SUMMARY Investigations of a sedimentary sequence exposed in the distal margin of a small debris cone in the valley of Pasture Beck, eastern Lake District, have yielded detailed information concerning the time and nature of cone aggradation phases and the local vegetation and land-use history. Radiocarbon dates from two buried peat beds indicate that the cone surface was generally stable from the late 8 th to the early 13 th centuries AD (1165–736 cal. BP). An interlude of colluvial gravel deposition interrupted peat accumulation and was probably the result of a single short-lived event. Gravel-dominated beds represent deposition of reworked rockfall debris and glacial drift by cohesionless debris flows, whereas finer-grain beds are probably the result of sheet-flows derived by washout of fines from debris-flow deposits. The stratigraphic evidence indicates that the minerogenic sediments accumulated in quick succession. Pollen and charcoal data from peat samples reveal intensification of land-use before burial of the peats by minerogenic sediments.
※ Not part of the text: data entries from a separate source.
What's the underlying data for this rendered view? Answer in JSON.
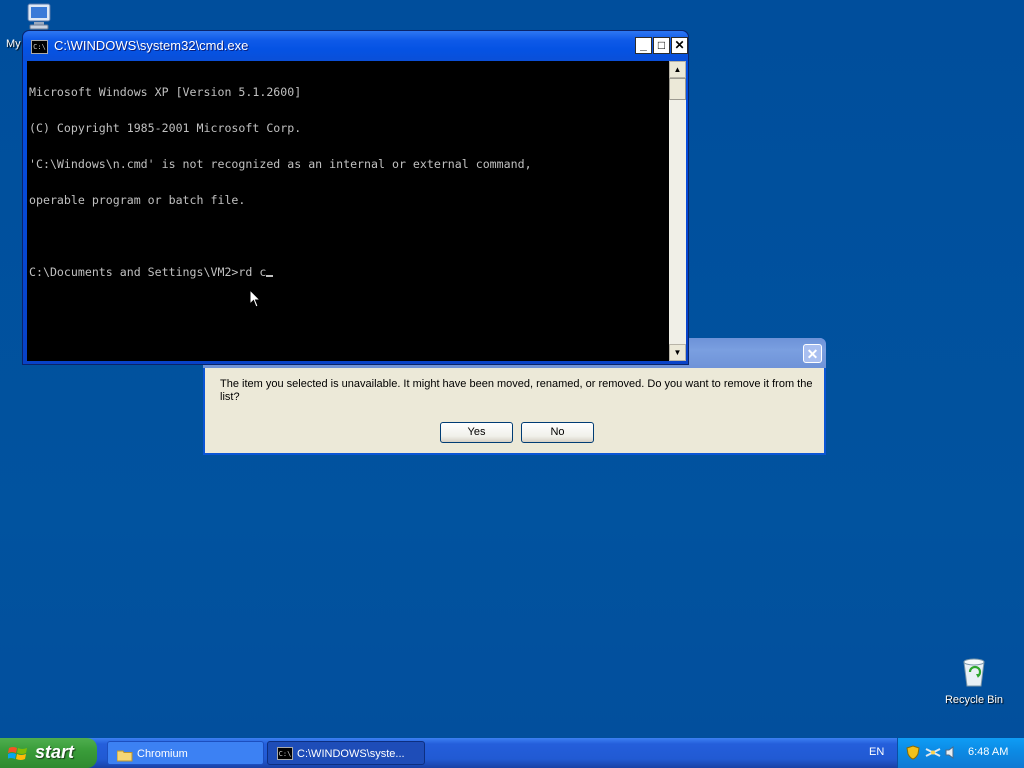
{
  "desktop": {
    "icons": [
      {
        "label": "My",
        "icon": "my-computer-icon"
      },
      {
        "label": "Recycle Bin",
        "icon": "recycle-bin-icon"
      }
    ]
  },
  "cmd_window": {
    "title": "C:\\WINDOWS\\system32\\cmd.exe",
    "lines": [
      "Microsoft Windows XP [Version 5.1.2600]",
      "(C) Copyright 1985-2001 Microsoft Corp.",
      "'C:\\Windows\\n.cmd' is not recognized as an internal or external command,",
      "operable program or batch file.",
      "",
      "C:\\Documents and Settings\\VM2>rd c"
    ],
    "buttons": {
      "minimize": "_",
      "maximize": "□",
      "close": "✕"
    }
  },
  "dialog": {
    "message": "The item you selected is unavailable.  It might have been moved, renamed, or removed.  Do you want to remove it from the list?",
    "yes_label": "Yes",
    "no_label": "No"
  },
  "taskbar": {
    "start_label": "start",
    "tasks": [
      {
        "label": "Chromium",
        "icon": "folder-icon"
      },
      {
        "label": "C:\\WINDOWS\\syste...",
        "icon": "cmd-icon"
      }
    ],
    "language": "EN",
    "clock": "6:48 AM"
  },
  "colors": {
    "desktop_bg": "#01509e",
    "title_bar": "#0553e4",
    "start_green": "#3a9d3a",
    "tray_blue": "#0c8ce6"
  }
}
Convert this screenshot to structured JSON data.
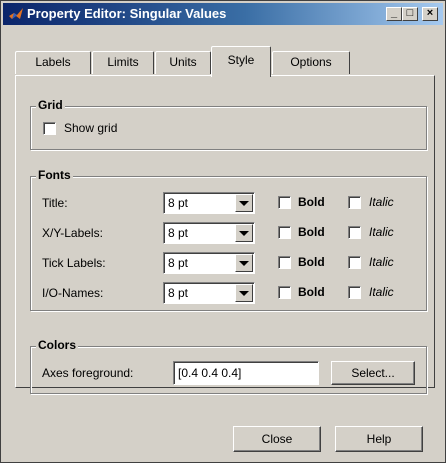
{
  "window": {
    "title": "Property Editor: Singular Values",
    "minimize_glyph": "_",
    "maximize_glyph": "□",
    "close_glyph": "×"
  },
  "tabs": [
    {
      "label": "Labels"
    },
    {
      "label": "Limits"
    },
    {
      "label": "Units"
    },
    {
      "label": "Style",
      "active": true
    },
    {
      "label": "Options"
    }
  ],
  "grid": {
    "title": "Grid",
    "show_grid_label": "Show grid",
    "show_grid_checked": false
  },
  "fonts": {
    "title": "Fonts",
    "bold_label": "Bold",
    "italic_label": "Italic",
    "rows": [
      {
        "label": "Title:",
        "size": "8 pt",
        "bold": false,
        "italic": false
      },
      {
        "label": "X/Y-Labels:",
        "size": "8 pt",
        "bold": false,
        "italic": false
      },
      {
        "label": "Tick Labels:",
        "size": "8 pt",
        "bold": false,
        "italic": false
      },
      {
        "label": "I/O-Names:",
        "size": "8 pt",
        "bold": false,
        "italic": false
      }
    ]
  },
  "colors": {
    "title": "Colors",
    "axes_foreground_label": "Axes foreground:",
    "axes_foreground_value": "[0.4 0.4 0.4]",
    "select_button": "Select..."
  },
  "footer": {
    "close_button": "Close",
    "help_button": "Help"
  },
  "palette": {
    "title_bar_start": "#0a246a",
    "title_bar_end": "#a6caf0",
    "dialog_face": "#d4d0c8"
  }
}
It is proposed that landscape instability was associated first with Norse-Irish settlement and woodland clearance, and later, probably, to the expansion of upland pastures and more intensive grazing in the 13 th century AD. When the Pasture Beck data is considered along with information from elsewhere in the British Isles, it is apparent that not all patterns of Late Holocene landscape change in upland areas can be ascribed to a single cause.